State Board Of Ed Representative Speaks About 'Critical Race Theory' At Xenia Church
Brendan Shea of Madison County represents Clark, Greene and other local counties on the State Board of Education. He homeschools his five children and says systemic racism no longer exists.
The Greene County Tea Party held an event in Xenia on Tuesday, July 27 about a hot-button political issue: what they called "critical race theory." At the event, Ohio Board of Education representative Brendan Shea gave a presentation titled "Critical Race Theory: The Oppressor and the Oppressed."
About fifty people—including local school board members and candidates— packed into the room at a Xenia Nazarene building on Tuesday night. They shared soft drinks and snacks, and then sat down for the presentation. The crowd was engaged and concerned as Shea repeated a number of conservative talking points.
"It's just a radical liberal agenda... the oppressor versus the oppressed," he said. "It all boils down to that, right? There's a group of oppressors, there's a group of oppressed. They've said the whites are oppressors and Blacks are the oppressed. And they see and they view everything in the world, everything that happens, systems on down, through that lens."
Shea has been an elected member of the nineteen-person Ohio Board of Education since January. He runs for re-election in 2024.
Shea handed out copies of the state board’s equity resolution that was passed in the wake of the murder of George Floyd in the summer of 2020. The resolution condemns racism and says the board should be dedicated to advancing opportunities for students of color in Ohio. But Shea said the resolution is about much more than what’s just on the surface.
“I would say that this resolution contains many tenets of critical race theory, the principle of equal outcome. Bias. This idea that we can control thought,” he said.
Shea said systemic racism no longer exists, and pointed to Black politician Dr. Ben Carson as an example of someone who was able to find success in America by applying himself. He said that he is for equality but not equity.
"Equity is one of the catchphrases, one of the coined phrases of critical race theory," he said. "Equity pertains to equal outcomes. And again, it sounds good because it sounds like equality. We are for equality, equal opportunity. We're all equal in terms of our dignity made in the image and likeness of God. That doesn't mean we're the same or that doesn't mean we have the same abilities. I would argue that equity and equality are mutually exclusive."

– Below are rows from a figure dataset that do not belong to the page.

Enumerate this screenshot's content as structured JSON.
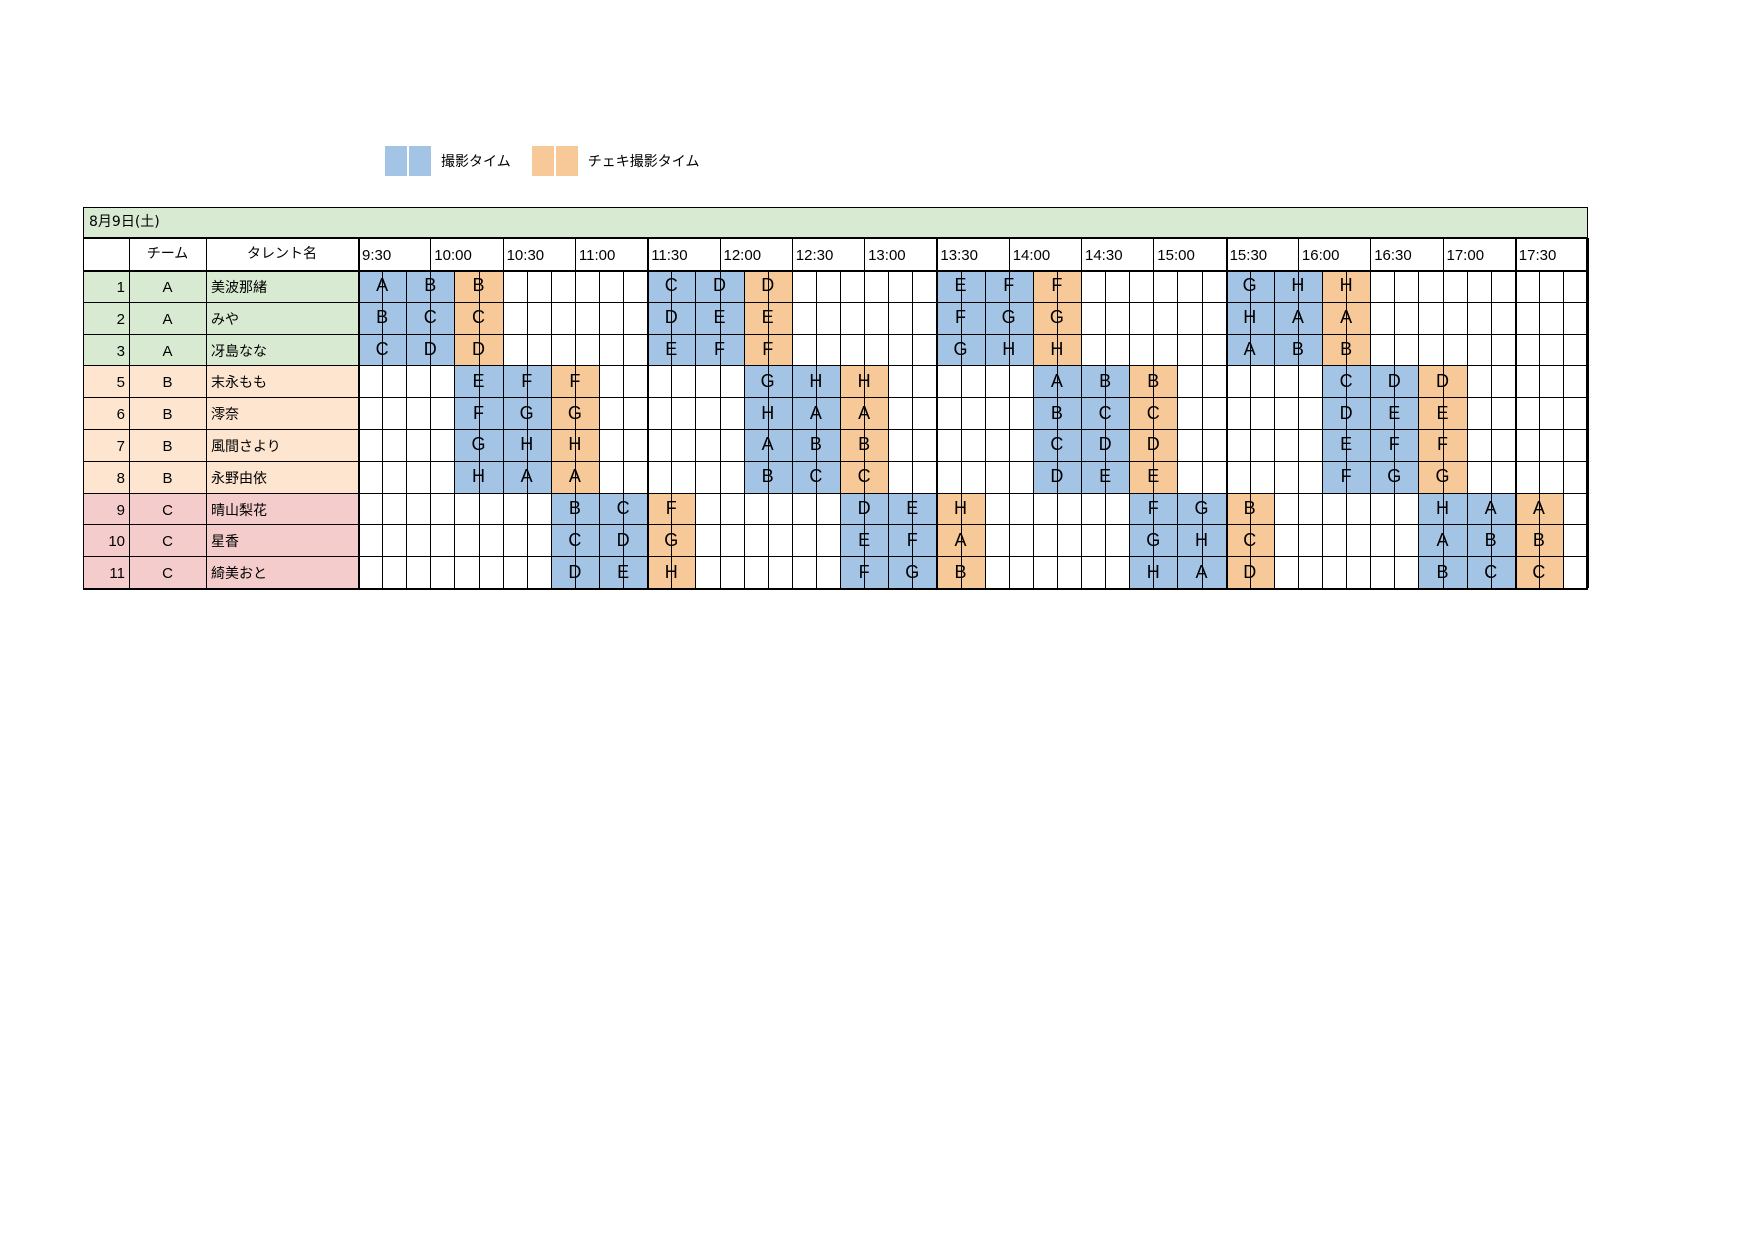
{
  "legend": [
    {
      "label": "撮影タイム",
      "color": "#a4c4e6"
    },
    {
      "label": "チェキ撮影タイム",
      "color": "#f7c898"
    }
  ],
  "date_label": "8月9日(土)",
  "headers": {
    "no": "",
    "team": "チーム",
    "name": "タレント名"
  },
  "time_labels": [
    "9:30",
    "10:00",
    "10:30",
    "11:00",
    "11:30",
    "12:00",
    "12:30",
    "13:00",
    "13:30",
    "14:00",
    "14:30",
    "15:00",
    "15:30",
    "16:00",
    "16:30",
    "17:00",
    "17:30"
  ],
  "colors": {
    "blue": "#a4c4e6",
    "orange": "#f7c898",
    "team_a": "#d9ead3",
    "team_b": "#fde5cf",
    "team_c": "#f4cccc"
  },
  "rows": [
    {
      "no": "1",
      "team": "A",
      "name": "美波那緒",
      "slots": {
        "0": [
          "A",
          "b"
        ],
        "2": [
          "B",
          "b"
        ],
        "4": [
          "B",
          "o"
        ],
        "12": [
          "C",
          "b"
        ],
        "14": [
          "D",
          "b"
        ],
        "16": [
          "D",
          "o"
        ],
        "24": [
          "E",
          "b"
        ],
        "26": [
          "F",
          "b"
        ],
        "28": [
          "F",
          "o"
        ],
        "36": [
          "G",
          "b"
        ],
        "38": [
          "H",
          "b"
        ],
        "40": [
          "H",
          "o"
        ]
      }
    },
    {
      "no": "2",
      "team": "A",
      "name": "みや",
      "slots": {
        "0": [
          "B",
          "b"
        ],
        "2": [
          "C",
          "b"
        ],
        "4": [
          "C",
          "o"
        ],
        "12": [
          "D",
          "b"
        ],
        "14": [
          "E",
          "b"
        ],
        "16": [
          "E",
          "o"
        ],
        "24": [
          "F",
          "b"
        ],
        "26": [
          "G",
          "b"
        ],
        "28": [
          "G",
          "o"
        ],
        "36": [
          "H",
          "b"
        ],
        "38": [
          "A",
          "b"
        ],
        "40": [
          "A",
          "o"
        ]
      }
    },
    {
      "no": "3",
      "team": "A",
      "name": "冴島なな",
      "slots": {
        "0": [
          "C",
          "b"
        ],
        "2": [
          "D",
          "b"
        ],
        "4": [
          "D",
          "o"
        ],
        "12": [
          "E",
          "b"
        ],
        "14": [
          "F",
          "b"
        ],
        "16": [
          "F",
          "o"
        ],
        "24": [
          "G",
          "b"
        ],
        "26": [
          "H",
          "b"
        ],
        "28": [
          "H",
          "o"
        ],
        "36": [
          "A",
          "b"
        ],
        "38": [
          "B",
          "b"
        ],
        "40": [
          "B",
          "o"
        ]
      }
    },
    {
      "no": "5",
      "team": "B",
      "name": "末永もも",
      "slots": {
        "4": [
          "E",
          "b"
        ],
        "6": [
          "F",
          "b"
        ],
        "8": [
          "F",
          "o"
        ],
        "16": [
          "G",
          "b"
        ],
        "18": [
          "H",
          "b"
        ],
        "20": [
          "H",
          "o"
        ],
        "28": [
          "A",
          "b"
        ],
        "30": [
          "B",
          "b"
        ],
        "32": [
          "B",
          "o"
        ],
        "40": [
          "C",
          "b"
        ],
        "42": [
          "D",
          "b"
        ],
        "44": [
          "D",
          "o"
        ]
      }
    },
    {
      "no": "6",
      "team": "B",
      "name": "澪奈",
      "slots": {
        "4": [
          "F",
          "b"
        ],
        "6": [
          "G",
          "b"
        ],
        "8": [
          "G",
          "o"
        ],
        "16": [
          "H",
          "b"
        ],
        "18": [
          "A",
          "b"
        ],
        "20": [
          "A",
          "o"
        ],
        "28": [
          "B",
          "b"
        ],
        "30": [
          "C",
          "b"
        ],
        "32": [
          "C",
          "o"
        ],
        "40": [
          "D",
          "b"
        ],
        "42": [
          "E",
          "b"
        ],
        "44": [
          "E",
          "o"
        ]
      }
    },
    {
      "no": "7",
      "team": "B",
      "name": "風間さより",
      "slots": {
        "4": [
          "G",
          "b"
        ],
        "6": [
          "H",
          "b"
        ],
        "8": [
          "H",
          "o"
        ],
        "16": [
          "A",
          "b"
        ],
        "18": [
          "B",
          "b"
        ],
        "20": [
          "B",
          "o"
        ],
        "28": [
          "C",
          "b"
        ],
        "30": [
          "D",
          "b"
        ],
        "32": [
          "D",
          "o"
        ],
        "40": [
          "E",
          "b"
        ],
        "42": [
          "F",
          "b"
        ],
        "44": [
          "F",
          "o"
        ]
      }
    },
    {
      "no": "8",
      "team": "B",
      "name": "永野由依",
      "slots": {
        "4": [
          "H",
          "b"
        ],
        "6": [
          "A",
          "b"
        ],
        "8": [
          "A",
          "o"
        ],
        "16": [
          "B",
          "b"
        ],
        "18": [
          "C",
          "b"
        ],
        "20": [
          "C",
          "o"
        ],
        "28": [
          "D",
          "b"
        ],
        "30": [
          "E",
          "b"
        ],
        "32": [
          "E",
          "o"
        ],
        "40": [
          "F",
          "b"
        ],
        "42": [
          "G",
          "b"
        ],
        "44": [
          "G",
          "o"
        ]
      }
    },
    {
      "no": "9",
      "team": "C",
      "name": "晴山梨花",
      "slots": {
        "8": [
          "B",
          "b"
        ],
        "10": [
          "C",
          "b"
        ],
        "12": [
          "F",
          "o"
        ],
        "20": [
          "D",
          "b"
        ],
        "22": [
          "E",
          "b"
        ],
        "24": [
          "H",
          "o"
        ],
        "32": [
          "F",
          "b"
        ],
        "34": [
          "G",
          "b"
        ],
        "36": [
          "B",
          "o"
        ],
        "44": [
          "H",
          "b"
        ],
        "46": [
          "A",
          "b"
        ],
        "48": [
          "A",
          "o"
        ]
      }
    },
    {
      "no": "10",
      "team": "C",
      "name": "星香",
      "slots": {
        "8": [
          "C",
          "b"
        ],
        "10": [
          "D",
          "b"
        ],
        "12": [
          "G",
          "o"
        ],
        "20": [
          "E",
          "b"
        ],
        "22": [
          "F",
          "b"
        ],
        "24": [
          "A",
          "o"
        ],
        "32": [
          "G",
          "b"
        ],
        "34": [
          "H",
          "b"
        ],
        "36": [
          "C",
          "o"
        ],
        "44": [
          "A",
          "b"
        ],
        "46": [
          "B",
          "b"
        ],
        "48": [
          "B",
          "o"
        ]
      }
    },
    {
      "no": "11",
      "team": "C",
      "name": "綺美おと",
      "slots": {
        "8": [
          "D",
          "b"
        ],
        "10": [
          "E",
          "b"
        ],
        "12": [
          "H",
          "o"
        ],
        "20": [
          "F",
          "b"
        ],
        "22": [
          "G",
          "b"
        ],
        "24": [
          "B",
          "o"
        ],
        "32": [
          "H",
          "b"
        ],
        "34": [
          "A",
          "b"
        ],
        "36": [
          "D",
          "o"
        ],
        "44": [
          "B",
          "b"
        ],
        "46": [
          "C",
          "b"
        ],
        "48": [
          "C",
          "o"
        ]
      }
    }
  ]
}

The Center for the Study of Social Policy defines equality as: "The effort to treat everyone the same or to ensure that everyone has access to the same opportunities. However, only working to achieve equality ignores historical and structural factors that benefit some social groups and disadvantages other social groups in ways that create differential starting points."
Equity, on the other hand, is defined as: "The effort to provide different levels of support based on an individual’s or group’s needs in order to achieve fairness in outcomes. Working to achieve equity acknowledges unequal starting places and the need to correct the imbalance."
Shea said that local school districts in Ohio have a lot of say about what’s in their curriculums. So he encouraged those in the crowd who want to get involved to run for their local school boards. He also urged the crowd to see through what he called the "smokescreen" of critical race theory and workplace diversity, equity and inclusion training.
"They [the principles of critical race theory] sound benign," he said. "They seem benign on the surface. But what's underlying them is a true attempt to divide and conquer. It's Marxism. That's that's what it is, plain and simple. It's a Marxist philosophy."
Environmental reporter Chris Welter is a corps member with Report for America, a national service program that places journalists into local newsrooms.